Jakarta, CNN Indonesia -- Gubernur DKI Jakarta Basuki Tjahaja Purnama alias Ahok menjelaskan strategi kriminal yang dapat dilakukannya untuk membeli lahan Rumah Sakit Sumber Waras dengan harga murah. Strategi ini diungkapkan kepada penyelidik Komisi Pemberantasan Korupsi (KPK) saat Ahok diperiksa dalam dugaan korupsi pembelian lahan rumah sakit itu pada Selasa (12/4).
Saat itu, Ahok ditanya oleh seorang penyelidik lembaga antirasuah kenapa tidak memperlambat kenaikan harga Nilai Jual Obyek Pajak (NJOP) di kawasan Jakarta Barat, lokasi RS Sumber Waras.
"Bapak berhak menentukan NJOP kenapa tidak perlambat NJOP supaya bisa beli barang yang murah?" kata Ahok menirukan penyelidik, Rabu (13/4).
ADVERTISEMENT
SCROLL TO CONTINUE WITH CONTENT
Merujuk Undang-Undang Nomor 28 tahun 2009 tentang Pajak Daerah dan Retribusi Daerah (UU PDRD), pemerintah daerah berwenang mengelola pajak bumi dan bangunan termasuk pengenaan dan penagihan pajak.
Pada Juni 2014, NJOP di kawasan Kyai Tapa, Jakarta Barat, senilai Rp20,7 juta per meter, naik dari harga tahun 2013 sebanyak Rp7 juta per meter. Pembelian lahan tersebut terjadi pada Desember 2014. Ahok memerintahkan satuan terkait untuk membayar pembelian lahan seluas 3,7 hektare senilai Rp880 miliar.
Agar harga lahan yang dibeli lebih murah, saat itu penyelidik menyarankan penundaan kenaikan NJOP hingga pembelian lahan dilakukan.
"Ini ide penjahat dan kriminal ini. Kalau saya turunin NJOP di seluruh zona merah (dengan nilai NJOP tinggi) di Jakarta Barat maka orang akan cepet bayar dengan harga murah. Jangan-jangan pemerintah malah lebih rugi karena pajak bumi dan bangunan semua turun hanya untuk beli Sumber Waras," kata Ahok merespons pertanyaan penyelidik.
Ahok menambahkan, sekali pun nanti pemerintah bisa untung, ada kemungkinan Sumber Waras tidak menjual lahannya ke pemerintah tetapi ke swata. "Swasta beli lahan dibuat kreatif care, bkin apartemen, kan boleh. Bisa beli pakai harga pasar," katanya.
Untuk diketahui, BPK mencurigai penyediaan lahan di kawasan Rumah Sakit Sumber Waras senilai Rp880 miliar. Dalam auditnya, BPK menilai bahwa nilai pembelian tersebut terbilang berlebihan dan seharusnya disamakan dengan NJOP bangunan sekitar, yakni yang berlokasi di Jalan Tomang Utara.
Jika mengikuti NJOP bangunan sekitar, BPK menemukan bahwa pemerintah provinsi DKI Jakarta bisa menghemat Rp191 miliar sehingga valuasi tanah tersebut seharusnya bisa sebesar Rp 689 miliar saja. Rencananya, pemerintah DKI Jakarta berencana untuk membangun pusat pengobatan kanker di atas lahan seluas 3,7 hektare tersebut.

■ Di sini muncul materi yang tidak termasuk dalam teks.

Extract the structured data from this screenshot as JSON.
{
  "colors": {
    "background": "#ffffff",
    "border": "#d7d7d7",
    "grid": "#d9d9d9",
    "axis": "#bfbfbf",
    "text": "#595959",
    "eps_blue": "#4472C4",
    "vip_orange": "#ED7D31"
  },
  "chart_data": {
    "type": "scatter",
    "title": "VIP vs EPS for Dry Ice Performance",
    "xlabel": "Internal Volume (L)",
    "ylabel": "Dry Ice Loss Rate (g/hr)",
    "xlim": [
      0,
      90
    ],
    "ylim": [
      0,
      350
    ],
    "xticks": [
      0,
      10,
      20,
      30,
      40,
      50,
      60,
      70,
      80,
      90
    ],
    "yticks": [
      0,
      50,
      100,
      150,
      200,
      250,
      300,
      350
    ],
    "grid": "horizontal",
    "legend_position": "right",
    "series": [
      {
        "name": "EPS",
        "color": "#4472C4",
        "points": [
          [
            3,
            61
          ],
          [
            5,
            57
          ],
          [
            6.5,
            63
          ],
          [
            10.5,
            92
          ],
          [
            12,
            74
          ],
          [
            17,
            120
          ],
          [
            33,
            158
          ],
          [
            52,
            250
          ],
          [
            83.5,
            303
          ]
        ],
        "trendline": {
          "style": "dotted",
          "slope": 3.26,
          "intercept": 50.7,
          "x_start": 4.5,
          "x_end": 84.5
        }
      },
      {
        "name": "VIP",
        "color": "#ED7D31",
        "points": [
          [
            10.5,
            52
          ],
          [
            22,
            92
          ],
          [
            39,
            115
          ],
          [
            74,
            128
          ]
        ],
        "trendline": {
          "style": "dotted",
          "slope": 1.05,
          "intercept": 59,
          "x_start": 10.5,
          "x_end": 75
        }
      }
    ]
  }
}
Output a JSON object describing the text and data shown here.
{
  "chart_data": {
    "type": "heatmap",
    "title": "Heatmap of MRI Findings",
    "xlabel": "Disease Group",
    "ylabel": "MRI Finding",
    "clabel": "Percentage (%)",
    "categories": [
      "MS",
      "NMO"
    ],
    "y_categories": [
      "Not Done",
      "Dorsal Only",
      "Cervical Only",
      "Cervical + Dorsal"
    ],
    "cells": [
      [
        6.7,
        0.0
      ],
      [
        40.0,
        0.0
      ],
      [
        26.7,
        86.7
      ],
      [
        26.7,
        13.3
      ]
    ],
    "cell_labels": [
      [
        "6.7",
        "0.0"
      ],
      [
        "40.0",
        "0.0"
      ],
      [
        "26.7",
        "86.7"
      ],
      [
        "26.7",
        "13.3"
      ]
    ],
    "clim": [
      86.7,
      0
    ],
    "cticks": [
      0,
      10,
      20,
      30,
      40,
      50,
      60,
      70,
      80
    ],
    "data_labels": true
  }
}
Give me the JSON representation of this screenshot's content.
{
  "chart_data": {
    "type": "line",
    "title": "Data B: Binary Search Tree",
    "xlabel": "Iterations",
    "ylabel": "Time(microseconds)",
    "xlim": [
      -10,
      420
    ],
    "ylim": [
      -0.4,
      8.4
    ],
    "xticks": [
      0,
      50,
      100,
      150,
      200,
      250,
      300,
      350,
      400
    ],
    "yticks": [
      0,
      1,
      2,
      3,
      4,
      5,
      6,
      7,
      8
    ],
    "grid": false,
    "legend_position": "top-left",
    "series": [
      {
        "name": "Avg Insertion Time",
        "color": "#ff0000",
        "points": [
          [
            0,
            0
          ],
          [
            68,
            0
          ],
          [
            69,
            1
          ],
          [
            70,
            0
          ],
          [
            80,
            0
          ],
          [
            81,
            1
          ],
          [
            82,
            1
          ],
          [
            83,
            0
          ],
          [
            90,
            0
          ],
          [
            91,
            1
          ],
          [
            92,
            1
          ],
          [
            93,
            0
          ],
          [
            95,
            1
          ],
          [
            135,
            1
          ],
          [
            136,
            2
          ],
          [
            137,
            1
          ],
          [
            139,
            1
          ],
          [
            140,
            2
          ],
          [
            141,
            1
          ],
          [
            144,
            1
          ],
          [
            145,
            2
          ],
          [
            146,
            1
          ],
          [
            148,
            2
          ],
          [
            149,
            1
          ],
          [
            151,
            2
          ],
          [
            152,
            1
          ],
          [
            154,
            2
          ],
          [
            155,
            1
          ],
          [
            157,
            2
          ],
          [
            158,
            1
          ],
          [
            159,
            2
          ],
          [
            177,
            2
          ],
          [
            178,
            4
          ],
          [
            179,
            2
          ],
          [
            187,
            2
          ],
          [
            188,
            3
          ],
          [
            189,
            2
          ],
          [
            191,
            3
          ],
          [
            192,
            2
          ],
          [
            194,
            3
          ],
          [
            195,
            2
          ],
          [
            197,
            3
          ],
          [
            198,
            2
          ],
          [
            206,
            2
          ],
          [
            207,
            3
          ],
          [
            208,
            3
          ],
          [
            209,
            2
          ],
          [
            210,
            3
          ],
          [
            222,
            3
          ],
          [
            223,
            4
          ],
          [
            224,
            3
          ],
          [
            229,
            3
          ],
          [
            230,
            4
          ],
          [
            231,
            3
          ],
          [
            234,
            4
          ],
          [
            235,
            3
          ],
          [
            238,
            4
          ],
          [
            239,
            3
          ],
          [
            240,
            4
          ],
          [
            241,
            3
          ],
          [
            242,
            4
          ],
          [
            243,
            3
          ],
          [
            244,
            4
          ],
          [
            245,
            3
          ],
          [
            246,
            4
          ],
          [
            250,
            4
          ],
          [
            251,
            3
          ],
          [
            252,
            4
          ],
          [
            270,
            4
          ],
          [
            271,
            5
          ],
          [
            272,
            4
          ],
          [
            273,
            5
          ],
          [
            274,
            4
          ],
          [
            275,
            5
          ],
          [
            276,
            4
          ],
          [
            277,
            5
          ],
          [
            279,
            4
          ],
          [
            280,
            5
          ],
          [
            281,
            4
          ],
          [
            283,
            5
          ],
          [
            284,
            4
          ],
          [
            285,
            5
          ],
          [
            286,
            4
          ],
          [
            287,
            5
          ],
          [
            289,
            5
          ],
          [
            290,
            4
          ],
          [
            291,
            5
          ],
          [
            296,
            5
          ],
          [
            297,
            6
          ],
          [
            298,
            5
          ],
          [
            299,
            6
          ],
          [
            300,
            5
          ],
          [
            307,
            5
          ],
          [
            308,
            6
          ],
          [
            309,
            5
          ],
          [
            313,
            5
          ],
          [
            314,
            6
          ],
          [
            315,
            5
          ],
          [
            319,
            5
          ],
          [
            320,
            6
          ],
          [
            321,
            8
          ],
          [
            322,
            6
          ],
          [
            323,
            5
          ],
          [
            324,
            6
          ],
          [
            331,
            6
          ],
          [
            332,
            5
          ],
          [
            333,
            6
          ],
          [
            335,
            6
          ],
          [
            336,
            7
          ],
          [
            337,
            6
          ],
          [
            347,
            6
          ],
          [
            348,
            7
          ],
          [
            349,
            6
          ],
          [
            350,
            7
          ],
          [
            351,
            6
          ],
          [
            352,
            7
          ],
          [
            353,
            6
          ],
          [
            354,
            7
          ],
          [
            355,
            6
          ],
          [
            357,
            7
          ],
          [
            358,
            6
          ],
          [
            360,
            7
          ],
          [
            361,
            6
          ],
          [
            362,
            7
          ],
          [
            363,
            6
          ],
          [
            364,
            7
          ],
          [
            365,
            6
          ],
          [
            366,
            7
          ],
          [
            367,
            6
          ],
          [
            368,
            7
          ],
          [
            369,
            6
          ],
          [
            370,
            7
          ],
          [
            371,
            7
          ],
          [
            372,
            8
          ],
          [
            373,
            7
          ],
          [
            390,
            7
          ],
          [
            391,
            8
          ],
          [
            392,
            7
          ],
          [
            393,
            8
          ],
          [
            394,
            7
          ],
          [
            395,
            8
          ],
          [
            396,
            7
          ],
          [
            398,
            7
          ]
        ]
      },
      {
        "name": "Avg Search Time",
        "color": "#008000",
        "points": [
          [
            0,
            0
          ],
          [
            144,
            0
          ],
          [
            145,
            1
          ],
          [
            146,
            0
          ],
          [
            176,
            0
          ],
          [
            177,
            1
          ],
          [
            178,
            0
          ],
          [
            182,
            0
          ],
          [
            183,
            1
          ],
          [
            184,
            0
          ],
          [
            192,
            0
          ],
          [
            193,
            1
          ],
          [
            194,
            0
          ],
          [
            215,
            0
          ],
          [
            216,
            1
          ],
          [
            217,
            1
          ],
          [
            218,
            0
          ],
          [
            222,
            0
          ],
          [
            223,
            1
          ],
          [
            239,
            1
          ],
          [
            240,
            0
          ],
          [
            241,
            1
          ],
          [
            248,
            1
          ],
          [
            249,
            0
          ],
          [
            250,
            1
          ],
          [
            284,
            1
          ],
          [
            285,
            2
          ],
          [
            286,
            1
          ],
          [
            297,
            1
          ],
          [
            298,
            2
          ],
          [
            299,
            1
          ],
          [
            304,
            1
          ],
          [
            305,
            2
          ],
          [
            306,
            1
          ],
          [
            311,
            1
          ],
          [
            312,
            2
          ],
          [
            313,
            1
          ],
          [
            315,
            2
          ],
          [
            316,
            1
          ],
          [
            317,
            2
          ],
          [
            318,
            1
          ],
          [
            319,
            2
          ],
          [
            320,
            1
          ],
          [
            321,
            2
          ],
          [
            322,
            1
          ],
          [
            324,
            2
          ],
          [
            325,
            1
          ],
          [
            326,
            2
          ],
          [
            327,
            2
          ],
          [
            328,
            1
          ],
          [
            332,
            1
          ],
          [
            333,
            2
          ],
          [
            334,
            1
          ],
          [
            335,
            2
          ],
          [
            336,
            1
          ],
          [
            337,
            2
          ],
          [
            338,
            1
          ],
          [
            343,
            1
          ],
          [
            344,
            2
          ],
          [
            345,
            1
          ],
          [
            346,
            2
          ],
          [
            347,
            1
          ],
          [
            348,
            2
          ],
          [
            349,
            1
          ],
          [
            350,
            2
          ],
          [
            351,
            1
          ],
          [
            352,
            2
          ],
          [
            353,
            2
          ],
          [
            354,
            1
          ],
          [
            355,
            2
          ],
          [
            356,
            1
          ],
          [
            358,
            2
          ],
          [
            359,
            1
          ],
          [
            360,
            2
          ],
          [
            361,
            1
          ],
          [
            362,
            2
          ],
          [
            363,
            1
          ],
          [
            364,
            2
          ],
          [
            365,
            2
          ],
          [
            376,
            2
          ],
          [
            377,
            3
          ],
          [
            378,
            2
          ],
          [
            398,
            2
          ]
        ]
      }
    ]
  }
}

Selain masalah pengadaan lahan Rumah Sakit Sumber Waras, BPK juga menemukan adanya permasalahan pada kelebihan premi asuransi sebesar Rp3,6 miliar dan biaya operasional pendidikan sebesar Rp3,05 miliar. Selain itu, BPK juga menemukan pengawasan lemah pada pengadaan lahan di Mangga Dua seluas 30,88 hektare.
Terkait kasus ini, KPK tengah menyelidik dan mengumpulkan dua alat bukti permulaan yang cukup untuk menetapkan seseorang sebagai tersangka.